TDLR could provide administrative services to the other occupational licensing agencies, including revenue processing, payroll, personnel processing, purchasing, and financial reporting. Licensing agencies would retain authority to make most day-to-day decisions affecting their operations (such as hiring and promotional decisions and approval of purchases and travel), but routine administrative duties would be coordinated through TDLR. Individual agencies would retain responsibility for developing strategic plans and budget requests.

While the administrative functions of health-related agencies could be coordinated through the Health Professions Council, this arrangement would address only a portion of the duplication that exists among all licensing agencies, and overlook opportunities for consolidating administrative functions in professional licensing agencies unrelated to health occupations.

Fiscal Impact

In the first year, the state would incur a cost to develop TDLR's capability to assume its new responsibility. Thereafter, savings would equal 15 percent of current appropriations to licensing administration agencies minus the net costs to TDLR.

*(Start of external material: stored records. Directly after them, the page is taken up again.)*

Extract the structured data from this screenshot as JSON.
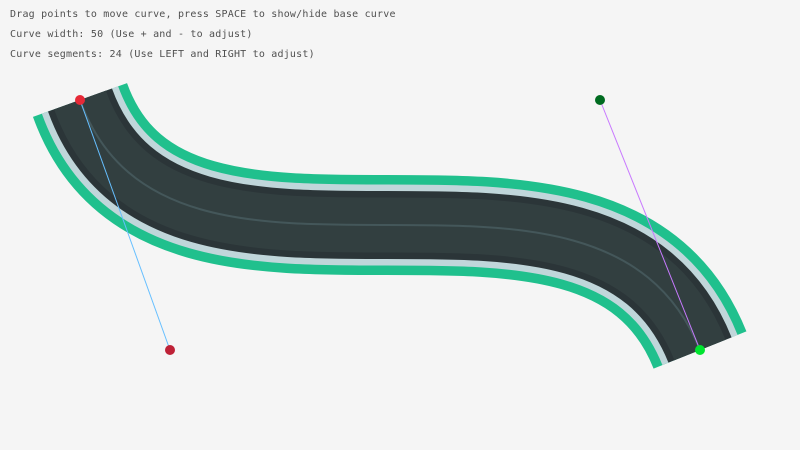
{
  "instructions": [
    "Drag points to move curve, press SPACE to show/hide base curve",
    "Curve width: 50 (Use + and - to adjust)",
    "Curve segments: 24 (Use LEFT and RIGHT to adjust)"
  ],
  "curve": {
    "width": 50,
    "segments": 24,
    "start": {
      "x": 80,
      "y": 100
    },
    "control1": {
      "x": 170,
      "y": 350
    },
    "control2": {
      "x": 600,
      "y": 100
    },
    "end": {
      "x": 700,
      "y": 350
    }
  },
  "colors": {
    "background": "#f5f5f5",
    "road_edge": "#20c08d",
    "road_curb": "#c0d6da",
    "road_border": "#2b3538",
    "road": "#323f40",
    "road_line": "#44575a",
    "start_point": "#e62937",
    "control1_point": "#be2137",
    "control2_point": "#006b20",
    "end_point": "#00e430",
    "control1_line": "#66bfff",
    "control2_line": "#c87aff"
  }
}
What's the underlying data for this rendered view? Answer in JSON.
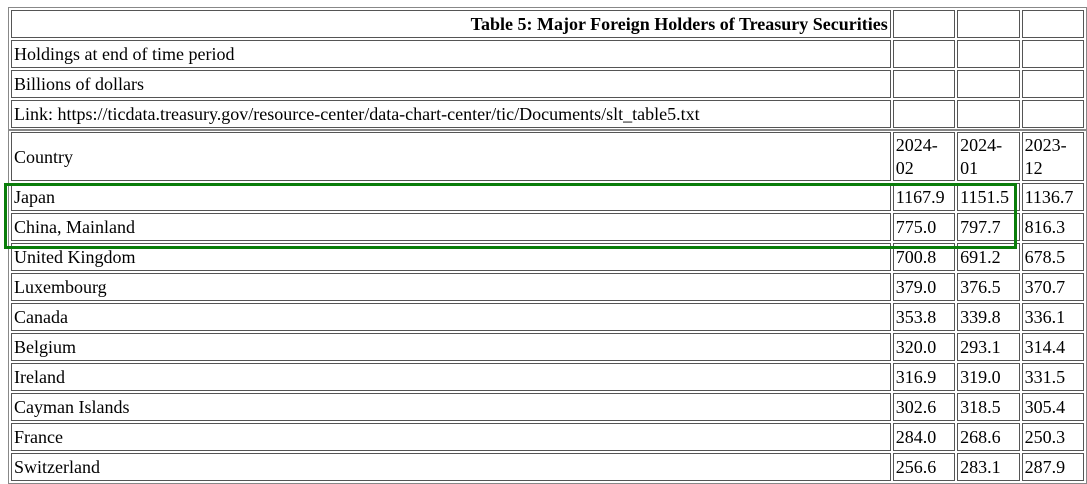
{
  "meta": {
    "title": "Table 5: Major Foreign Holders of Treasury Securities",
    "subtitle": "Holdings at end of time period",
    "units": "Billions of dollars",
    "link": "Link: https://ticdata.treasury.gov/resource-center/data-chart-center/tic/Documents/slt_table5.txt"
  },
  "columns": [
    "Country",
    "2024-02",
    "2024-01",
    "2023-12"
  ],
  "rows": [
    [
      "Japan",
      "1167.9",
      "1151.5",
      "1136.7"
    ],
    [
      "China, Mainland",
      "775.0",
      "797.7",
      "816.3"
    ],
    [
      "United Kingdom",
      "700.8",
      "691.2",
      "678.5"
    ],
    [
      "Luxembourg",
      "379.0",
      "376.5",
      "370.7"
    ],
    [
      "Canada",
      "353.8",
      "339.8",
      "336.1"
    ],
    [
      "Belgium",
      "320.0",
      "293.1",
      "314.4"
    ],
    [
      "Ireland",
      "316.9",
      "319.0",
      "331.5"
    ],
    [
      "Cayman Islands",
      "302.6",
      "318.5",
      "305.4"
    ],
    [
      "France",
      "284.0",
      "268.6",
      "250.3"
    ],
    [
      "Switzerland",
      "256.6",
      "283.1",
      "287.9"
    ]
  ],
  "highlight": {
    "color": "#0a7d0a",
    "rows": [
      "Japan",
      "China, Mainland"
    ]
  }
}
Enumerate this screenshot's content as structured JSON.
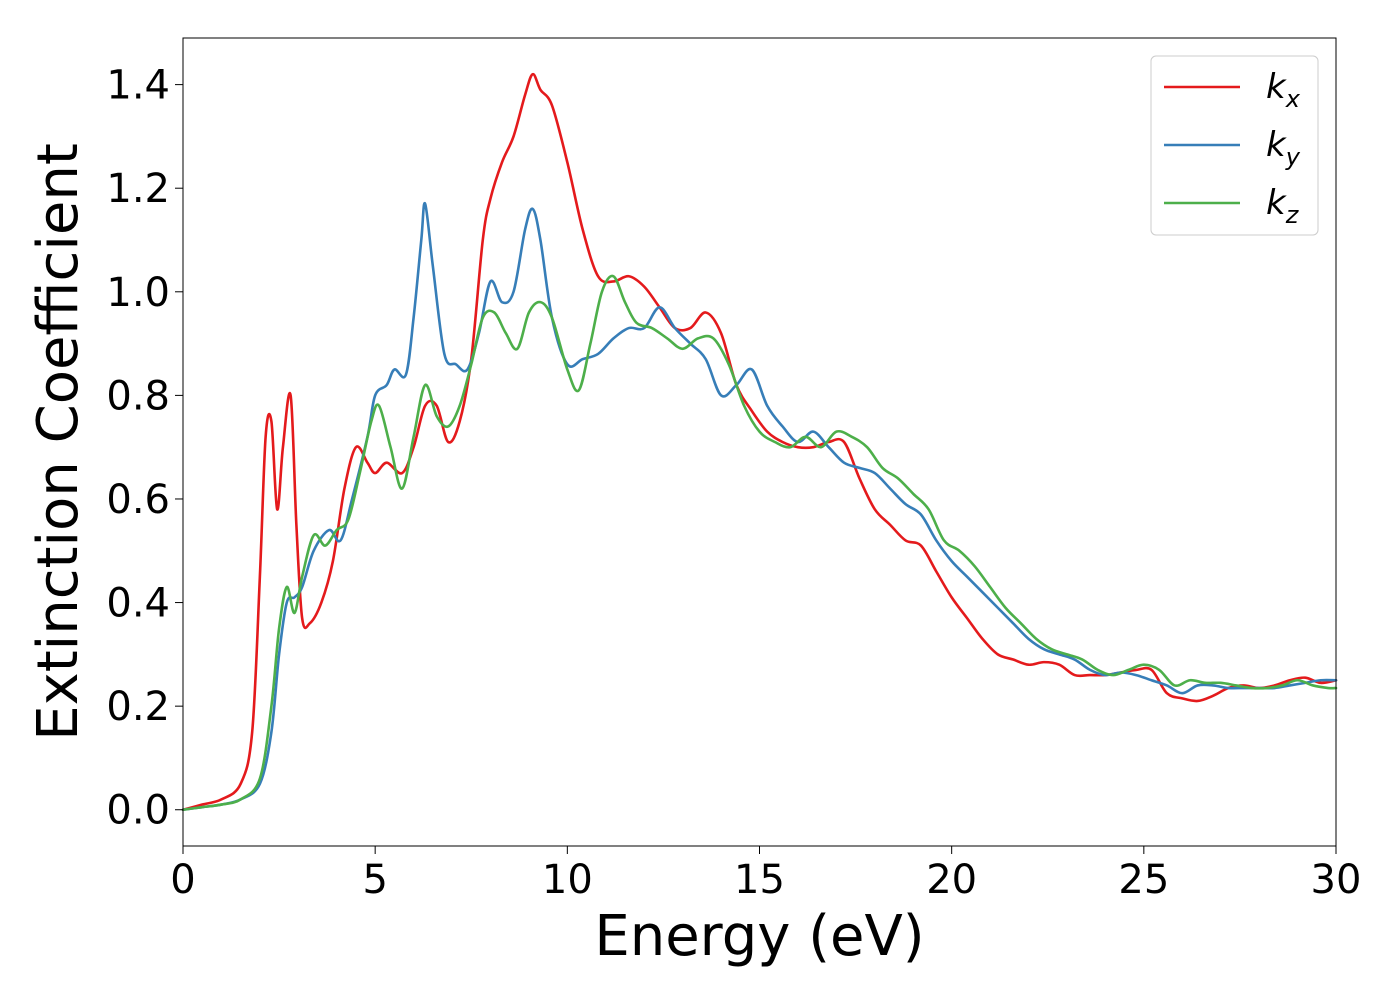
{
  "chart_data": {
    "type": "line",
    "title": "",
    "xlabel": "Energy (eV)",
    "ylabel": "Extinction Coefficient",
    "xlim": [
      0,
      30
    ],
    "ylim": [
      -0.07,
      1.49
    ],
    "xticks": [
      0,
      5,
      10,
      15,
      20,
      25,
      30
    ],
    "xtick_labels": [
      "0",
      "5",
      "10",
      "15",
      "20",
      "25",
      "30"
    ],
    "yticks": [
      0.0,
      0.2,
      0.4,
      0.6,
      0.8,
      1.0,
      1.2,
      1.4
    ],
    "ytick_labels": [
      "0.0",
      "0.2",
      "0.4",
      "0.6",
      "0.8",
      "1.0",
      "1.2",
      "1.4"
    ],
    "grid": false,
    "legend_position": "top-right",
    "series": [
      {
        "name": "k",
        "subscript": "x",
        "color": "#e41a1c",
        "x": [
          0,
          0.5,
          1.0,
          1.5,
          1.8,
          2.0,
          2.15,
          2.3,
          2.45,
          2.6,
          2.8,
          2.95,
          3.1,
          3.3,
          3.6,
          3.9,
          4.2,
          4.5,
          4.8,
          5.0,
          5.3,
          5.7,
          6.0,
          6.3,
          6.6,
          6.9,
          7.2,
          7.5,
          7.8,
          8.0,
          8.3,
          8.6,
          8.9,
          9.1,
          9.3,
          9.6,
          10.0,
          10.4,
          10.8,
          11.2,
          11.6,
          12.0,
          12.4,
          12.8,
          13.2,
          13.6,
          14.0,
          14.4,
          14.8,
          15.2,
          15.6,
          16.0,
          16.4,
          16.8,
          17.2,
          17.6,
          18.0,
          18.4,
          18.8,
          19.2,
          19.6,
          20.0,
          20.4,
          20.8,
          21.2,
          21.6,
          22.0,
          22.4,
          22.8,
          23.2,
          23.6,
          24.0,
          24.4,
          24.8,
          25.2,
          25.6,
          26.0,
          26.4,
          26.8,
          27.2,
          27.6,
          28.0,
          28.4,
          28.8,
          29.2,
          29.6,
          30.0
        ],
        "y": [
          0.0,
          0.01,
          0.02,
          0.05,
          0.15,
          0.45,
          0.72,
          0.75,
          0.58,
          0.7,
          0.8,
          0.55,
          0.37,
          0.36,
          0.4,
          0.48,
          0.62,
          0.7,
          0.67,
          0.65,
          0.67,
          0.65,
          0.7,
          0.78,
          0.78,
          0.71,
          0.75,
          0.87,
          1.1,
          1.18,
          1.25,
          1.3,
          1.38,
          1.42,
          1.39,
          1.36,
          1.25,
          1.12,
          1.03,
          1.02,
          1.03,
          1.01,
          0.97,
          0.93,
          0.93,
          0.96,
          0.92,
          0.82,
          0.77,
          0.73,
          0.71,
          0.7,
          0.7,
          0.71,
          0.71,
          0.64,
          0.58,
          0.55,
          0.52,
          0.51,
          0.46,
          0.41,
          0.37,
          0.33,
          0.3,
          0.29,
          0.28,
          0.285,
          0.28,
          0.26,
          0.26,
          0.26,
          0.265,
          0.27,
          0.27,
          0.225,
          0.215,
          0.21,
          0.22,
          0.235,
          0.24,
          0.235,
          0.24,
          0.25,
          0.255,
          0.245,
          0.25
        ]
      },
      {
        "name": "k",
        "subscript": "y",
        "color": "#377eb8",
        "x": [
          0,
          0.5,
          1.0,
          1.5,
          2.0,
          2.3,
          2.5,
          2.7,
          2.9,
          3.1,
          3.4,
          3.8,
          4.1,
          4.4,
          4.8,
          5.0,
          5.3,
          5.5,
          5.8,
          6.0,
          6.2,
          6.3,
          6.5,
          6.8,
          7.1,
          7.4,
          7.7,
          8.0,
          8.3,
          8.6,
          8.9,
          9.1,
          9.3,
          9.6,
          10.0,
          10.4,
          10.8,
          11.2,
          11.6,
          12.0,
          12.4,
          12.8,
          13.2,
          13.6,
          14.0,
          14.4,
          14.8,
          15.2,
          15.6,
          16.0,
          16.4,
          16.8,
          17.2,
          17.6,
          18.0,
          18.4,
          18.8,
          19.2,
          19.6,
          20.0,
          20.4,
          20.8,
          21.2,
          21.6,
          22.0,
          22.4,
          22.8,
          23.2,
          23.6,
          24.0,
          24.4,
          24.8,
          25.2,
          25.6,
          26.0,
          26.4,
          26.8,
          27.2,
          27.6,
          28.0,
          28.4,
          28.8,
          29.2,
          29.6,
          30.0
        ],
        "y": [
          0.0,
          0.005,
          0.01,
          0.02,
          0.05,
          0.15,
          0.3,
          0.4,
          0.41,
          0.43,
          0.5,
          0.54,
          0.52,
          0.6,
          0.72,
          0.8,
          0.82,
          0.85,
          0.84,
          0.95,
          1.1,
          1.17,
          1.05,
          0.88,
          0.86,
          0.85,
          0.92,
          1.02,
          0.98,
          1.0,
          1.12,
          1.16,
          1.1,
          0.95,
          0.86,
          0.87,
          0.88,
          0.91,
          0.93,
          0.93,
          0.97,
          0.93,
          0.9,
          0.87,
          0.8,
          0.82,
          0.85,
          0.78,
          0.74,
          0.71,
          0.73,
          0.7,
          0.67,
          0.66,
          0.65,
          0.62,
          0.59,
          0.57,
          0.52,
          0.48,
          0.45,
          0.42,
          0.39,
          0.36,
          0.33,
          0.31,
          0.3,
          0.29,
          0.27,
          0.26,
          0.265,
          0.26,
          0.25,
          0.24,
          0.225,
          0.24,
          0.24,
          0.235,
          0.235,
          0.235,
          0.235,
          0.24,
          0.245,
          0.25,
          0.25
        ]
      },
      {
        "name": "k",
        "subscript": "z",
        "color": "#4daf4a",
        "x": [
          0,
          0.5,
          1.0,
          1.5,
          2.0,
          2.3,
          2.5,
          2.7,
          2.9,
          3.1,
          3.4,
          3.7,
          4.0,
          4.3,
          4.6,
          4.9,
          5.1,
          5.4,
          5.7,
          6.0,
          6.3,
          6.6,
          6.9,
          7.2,
          7.5,
          7.8,
          8.1,
          8.4,
          8.7,
          9.0,
          9.3,
          9.6,
          10.0,
          10.3,
          10.6,
          10.9,
          11.2,
          11.5,
          11.8,
          12.2,
          12.6,
          13.0,
          13.4,
          13.8,
          14.2,
          14.6,
          15.0,
          15.4,
          15.8,
          16.2,
          16.6,
          17.0,
          17.4,
          17.8,
          18.2,
          18.6,
          19.0,
          19.4,
          19.8,
          20.2,
          20.6,
          21.0,
          21.4,
          21.8,
          22.2,
          22.6,
          23.0,
          23.4,
          23.8,
          24.2,
          24.6,
          25.0,
          25.4,
          25.8,
          26.2,
          26.6,
          27.0,
          27.4,
          27.8,
          28.2,
          28.6,
          29.0,
          29.4,
          29.8,
          30.0
        ],
        "y": [
          0.0,
          0.005,
          0.01,
          0.02,
          0.06,
          0.2,
          0.35,
          0.43,
          0.38,
          0.45,
          0.53,
          0.51,
          0.54,
          0.56,
          0.65,
          0.75,
          0.78,
          0.7,
          0.62,
          0.72,
          0.82,
          0.76,
          0.74,
          0.78,
          0.86,
          0.95,
          0.96,
          0.92,
          0.89,
          0.96,
          0.98,
          0.95,
          0.85,
          0.81,
          0.9,
          1.0,
          1.03,
          0.98,
          0.94,
          0.93,
          0.91,
          0.89,
          0.91,
          0.91,
          0.86,
          0.78,
          0.73,
          0.71,
          0.7,
          0.72,
          0.7,
          0.73,
          0.72,
          0.7,
          0.66,
          0.64,
          0.61,
          0.58,
          0.52,
          0.5,
          0.47,
          0.43,
          0.39,
          0.36,
          0.33,
          0.31,
          0.3,
          0.29,
          0.27,
          0.26,
          0.27,
          0.28,
          0.27,
          0.24,
          0.25,
          0.245,
          0.245,
          0.24,
          0.235,
          0.235,
          0.24,
          0.25,
          0.24,
          0.235,
          0.235
        ]
      }
    ]
  }
}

TPR's estimate of savings assumes that appropriations to the affected agencies would be reduced by $5.1 million each fiscal year beginning in fiscal 1999. In each of these years, an additional $2 million would be appropriated to TDLR for the cost of serving as administrative agent for 26 boards and commissions. In fiscal 1998, TDLR would receive a one-time appropriation of $1.5 million for program development. Changes in FTEs assume that some agencies would accommodate reduced appropriations by eliminating positions.

Fiscal
Year
Savings to the
General Revenue Fund
Cost to the
General Revenue Fund
Net Savings/(Cost) to the
General Revenue Fund
Change
in FTEs
1998 $0 $1,500,000 $(1,500,000) 0.0
1999 5,100,000 2,000,000 3,100,000 -40.0
2000 5,100,000 2,000,000 3,100,000 -40.0
2001 5,100,000 2,000,000 3,100,000 -40.0
2002 5,100,000 2,000,000 3,100,000 -40.0


Footnotes

[1] Texas H.B. 1, 74th Leg., Reg. Sess. (1995), Article VIII.

[2] Health Professions Council, Health Professions Council's Fiscal Year 1995 Report to the Governor, Lieutenant Governor and Speaker of the House of Representatives (Austin, Texas, January 22, 1996), p. 1.